Perahu kecil yang saya sewa mulai menyusuri kawasan nelayan di Muara Angke yang bertolak dari kawasan Suaka Margasatwa kawasan ini. Karena yang ukuran panjangnya kurang dari tiga meteragak bermusuhan dengan ombak yang tidak terlalu besar sekalipun sehingga mudah terombang ambing. Bagusnya pemadangan barisan kapal nelayan yang warna warni mulai terlihat di tepian laut yang begitu kotor dengan berbagai sampah plastik maupun organik sehingga membuat warna laut menjadi kehitaman dan berbau tidak sedap.
Kawasan ini berada di Kelurahan Pluit, Kecamatan Pejaringan di wilayah Jakarta Utara. Mungkin orang Jakarta sendiri jarang mendengar adanya komunitas nelayan di daerah ini. Maklum kalau banyak orang tak tahu karena kehidupan nelayan rasanya agak kontradiktif dengan modernitas perkotaan. Eksistensi kampung nelayan di kawasan Angke mungkin telah terpinggirkan, namun di sinilah para nelayan yang kebanyakan datang dari kota2 di pantai Utara seperti Cirebon dan Indramayu menghiasi kehidupan Jakarta dan memasok produk laut kesukaan penduduknya.

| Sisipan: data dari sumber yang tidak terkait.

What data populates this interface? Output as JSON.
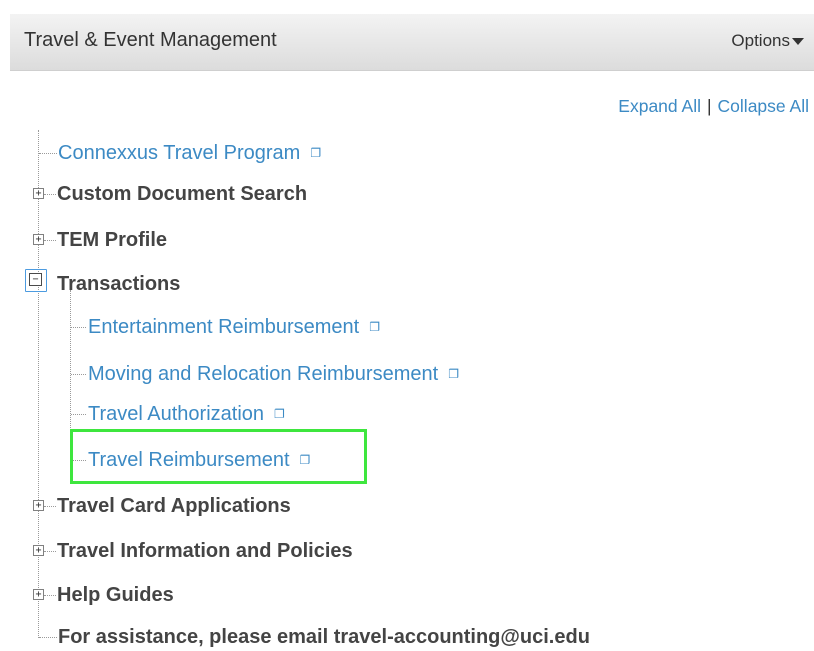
{
  "header": {
    "title": "Travel & Event Management",
    "options_label": "Options"
  },
  "expand_collapse": {
    "expand_label": "Expand All",
    "separator": "|",
    "collapse_label": "Collapse All"
  },
  "tree": {
    "connexxus": "Connexxus Travel Program",
    "custom_search": "Custom Document Search",
    "tem_profile": "TEM Profile",
    "transactions": {
      "label": "Transactions",
      "children": {
        "entertainment": "Entertainment Reimbursement",
        "moving": "Moving and Relocation Reimbursement",
        "travel_auth": "Travel Authorization",
        "travel_reimb": "Travel Reimbursement"
      }
    },
    "travel_card": "Travel Card Applications",
    "travel_info": "Travel Information and Policies",
    "help_guides": "Help Guides",
    "assistance": "For assistance, please email travel-accounting@uci.edu"
  },
  "icons": {
    "external_link": "external-link-icon",
    "expand": "plus-box-icon",
    "collapse": "minus-box-icon"
  },
  "colors": {
    "link": "#3c8ac4",
    "highlight": "#3ee63e",
    "bold_text": "#444444"
  }
}
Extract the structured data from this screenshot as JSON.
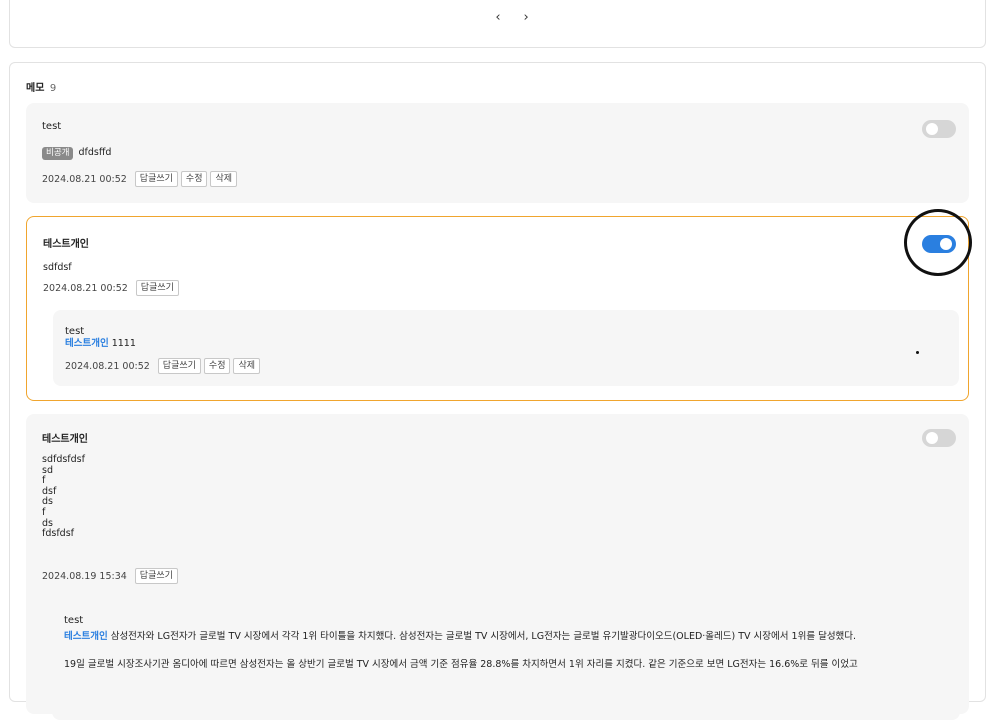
{
  "pager": {
    "prev": "‹",
    "next": "›"
  },
  "memo": {
    "title": "메모",
    "count": "9",
    "items": [
      {
        "author": "test",
        "badge": "비공개",
        "content": "dfdsffd",
        "date": "2024.08.21 00:52",
        "buttons": [
          "답글쓰기",
          "수정",
          "삭제"
        ],
        "toggle": "off"
      },
      {
        "author": "테스트개인",
        "content": "sdfdsf",
        "date": "2024.08.21 00:52",
        "buttons": [
          "답글쓰기"
        ],
        "toggle": "on",
        "reply": {
          "author": "test",
          "mention": "테스트개인",
          "content": "1111",
          "date": "2024.08.21 00:52",
          "buttons": [
            "답글쓰기",
            "수정",
            "삭제"
          ]
        }
      },
      {
        "author": "테스트개인",
        "content": "sdfdsfdsf\nsd\nf\ndsf\nds\nf\nds\nfdsfdsf",
        "date": "2024.08.19 15:34",
        "buttons": [
          "답글쓰기"
        ],
        "toggle": "off",
        "reply": {
          "author": "test",
          "mention": "테스트개인",
          "content": "삼성전자와 LG전자가 글로벌 TV 시장에서 각각 1위 타이틀을 차지했다. 삼성전자는 글로벌 TV 시장에서, LG전자는 글로벌 유기발광다이오드(OLED·올레드) TV 시장에서 1위를 달성했다.",
          "paragraph2": "19일 글로벌 시장조사기관 옴디아에 따르면 삼성전자는 올 상반기 글로벌 TV 시장에서 금액 기준 점유율 28.8%를 차지하면서 1위 자리를 지켰다. 같은 기준으로 보면 LG전자는 16.6%로 뒤를 이었고"
        }
      }
    ]
  },
  "colors": {
    "accent": "#2a7fe0",
    "active_border": "#f0a52e",
    "card_bg": "#f6f6f6"
  }
}
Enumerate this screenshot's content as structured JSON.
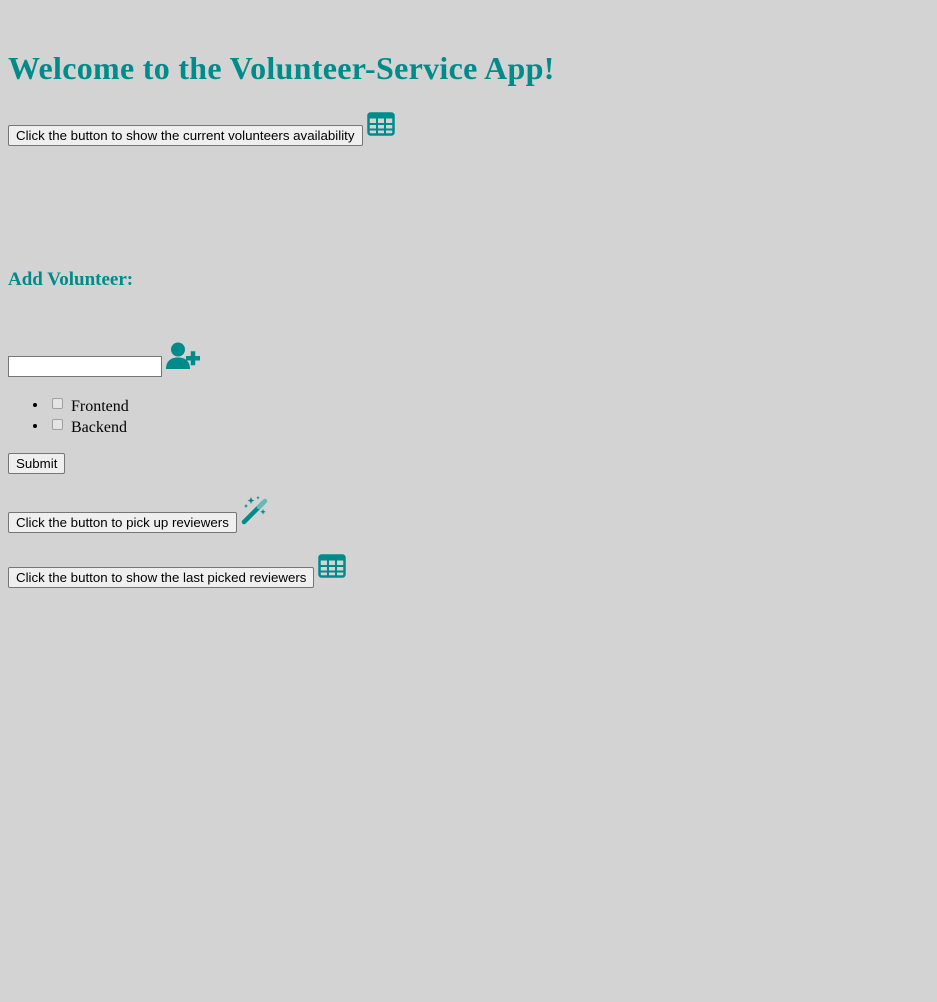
{
  "title": "Welcome to the Volunteer-Service App!",
  "show_availability": {
    "button_label": "Click the button to show the current volunteers availability",
    "icon": "table-icon"
  },
  "add_volunteer": {
    "heading": "Add Volunteer:",
    "name_input_value": "",
    "name_input_placeholder": "",
    "icon": "user-plus-icon",
    "roles": [
      {
        "label": "Frontend",
        "checked": false
      },
      {
        "label": "Backend",
        "checked": false
      }
    ],
    "submit_label": "Submit"
  },
  "pick_reviewers": {
    "button_label": "Click the button to pick up reviewers",
    "icon": "magic-wand-icon"
  },
  "last_reviewers": {
    "button_label": "Click the button to show the last picked reviewers",
    "icon": "table-icon"
  },
  "colors": {
    "background": "#d3d3d3",
    "accent": "#008b8b"
  }
}
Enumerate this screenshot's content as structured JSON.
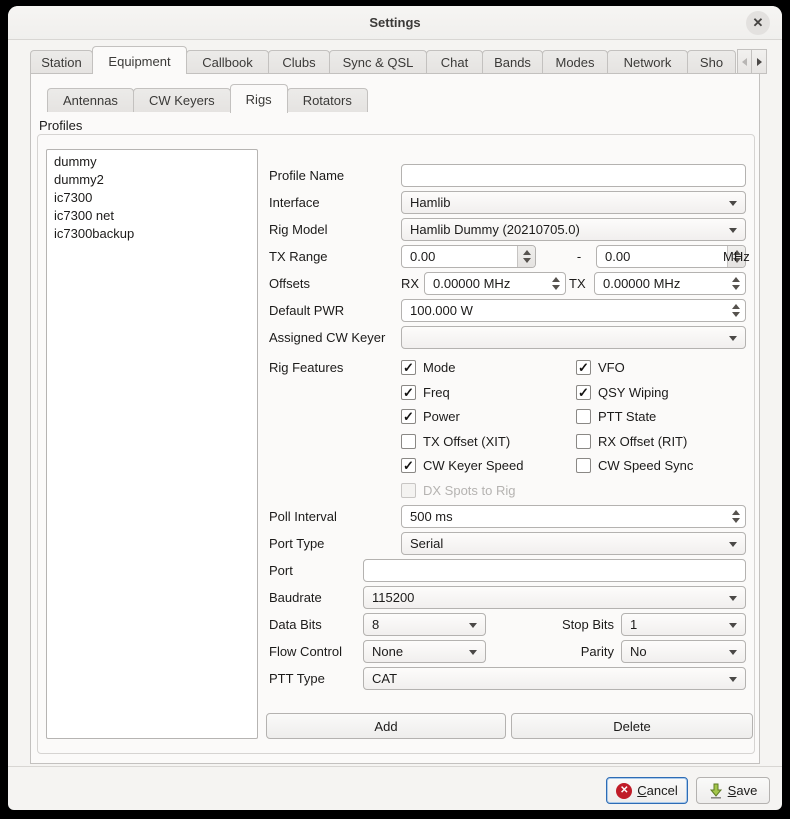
{
  "window": {
    "title": "Settings",
    "close_glyph": "✕"
  },
  "tabs": {
    "items": [
      {
        "label": "Station",
        "active": false
      },
      {
        "label": "Equipment",
        "active": true
      },
      {
        "label": "Callbook",
        "active": false
      },
      {
        "label": "Clubs",
        "active": false
      },
      {
        "label": "Sync & QSL",
        "active": false
      },
      {
        "label": "Chat",
        "active": false
      },
      {
        "label": "Bands",
        "active": false
      },
      {
        "label": "Modes",
        "active": false
      },
      {
        "label": "Network",
        "active": false
      },
      {
        "label": "Sho",
        "active": false
      }
    ]
  },
  "subtabs": {
    "items": [
      {
        "label": "Antennas",
        "active": false
      },
      {
        "label": "CW Keyers",
        "active": false
      },
      {
        "label": "Rigs",
        "active": true
      },
      {
        "label": "Rotators",
        "active": false
      }
    ]
  },
  "profiles": {
    "group_label": "Profiles",
    "list": [
      "dummy",
      "dummy2",
      "ic7300",
      "ic7300 net",
      "ic7300backup"
    ]
  },
  "form": {
    "profile_name": {
      "label": "Profile Name",
      "value": ""
    },
    "interface": {
      "label": "Interface",
      "value": "Hamlib"
    },
    "rig_model": {
      "label": "Rig Model",
      "value": "Hamlib Dummy (20210705.0)"
    },
    "tx_range": {
      "label": "TX Range",
      "from": "0.00",
      "separator": "-",
      "to": "0.00",
      "unit": "MHz"
    },
    "offsets": {
      "label": "Offsets",
      "rx_label": "RX",
      "rx_value": "0.00000 MHz",
      "tx_label": "TX",
      "tx_value": "0.00000 MHz"
    },
    "default_pwr": {
      "label": "Default PWR",
      "value": "100.000 W"
    },
    "assigned_cw_keyer": {
      "label": "Assigned CW Keyer",
      "value": ""
    },
    "rig_features": {
      "label": "Rig Features",
      "check_glyph": "✓",
      "columns": [
        [
          {
            "label": "Mode",
            "checked": true,
            "disabled": false
          },
          {
            "label": "Freq",
            "checked": true,
            "disabled": false
          },
          {
            "label": "Power",
            "checked": true,
            "disabled": false
          },
          {
            "label": "TX Offset (XIT)",
            "checked": false,
            "disabled": false
          },
          {
            "label": "CW Keyer Speed",
            "checked": true,
            "disabled": false
          },
          {
            "label": "DX Spots to Rig",
            "checked": false,
            "disabled": true
          }
        ],
        [
          {
            "label": "VFO",
            "checked": true,
            "disabled": false
          },
          {
            "label": "QSY Wiping",
            "checked": true,
            "disabled": false
          },
          {
            "label": "PTT State",
            "checked": false,
            "disabled": false
          },
          {
            "label": "RX Offset (RIT)",
            "checked": false,
            "disabled": false
          },
          {
            "label": "CW Speed Sync",
            "checked": false,
            "disabled": false
          }
        ]
      ]
    },
    "poll_interval": {
      "label": "Poll Interval",
      "value": "500 ms"
    },
    "port_type": {
      "label": "Port Type",
      "value": "Serial"
    },
    "port": {
      "label": "Port",
      "value": ""
    },
    "baudrate": {
      "label": "Baudrate",
      "value": "115200"
    },
    "data_bits": {
      "label": "Data Bits",
      "value": "8"
    },
    "stop_bits": {
      "label": "Stop Bits",
      "value": "1"
    },
    "flow_control": {
      "label": "Flow Control",
      "value": "None"
    },
    "parity": {
      "label": "Parity",
      "value": "No"
    },
    "ptt_type": {
      "label": "PTT Type",
      "value": "CAT"
    },
    "add_button": "Add",
    "delete_button": "Delete"
  },
  "footer": {
    "cancel": {
      "icon_glyph": "✕",
      "initial": "C",
      "rest": "ancel"
    },
    "save": {
      "initial": "S",
      "rest": "ave"
    }
  }
}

Kebanyakan para nelayan di sini merupakan para pendatang musiman terutama para buruhnya. Mereka bermigrasi ke Jakarta saat musim tanam atau panen telah habis di daerahnya dan menjadi pekerja musiman kepada para pemilik kapal. Tidak semua dari pendatang itu pergi melaut, sebagian bekerja sebagai buruh pengupas kerang hijau atau udang serta pekerjaan lain yang berhubungan dengan kehidupan nelayan tentunya.
Di samping warna warni perahu yang semarak di banyak tiang2nya masih terdapat bekas2 atribut kampanye partai politik dan pemilihan Presiden walau pesta demokrasi ini telah usai. Di kawasan ini juga terdapat Suaka Margasatwa Muara Angke dengan hutan2 bakau, sebuah ekosistem mangrove terakhir di pantai Jakarta yang banyak dihuni kera ekor panjang dan berbagai jenis burung. Area hutan bakau di sini tidak terlepas dari pekatnya polusi yang mengubah sebagian tempat menjadi rawa terbuka.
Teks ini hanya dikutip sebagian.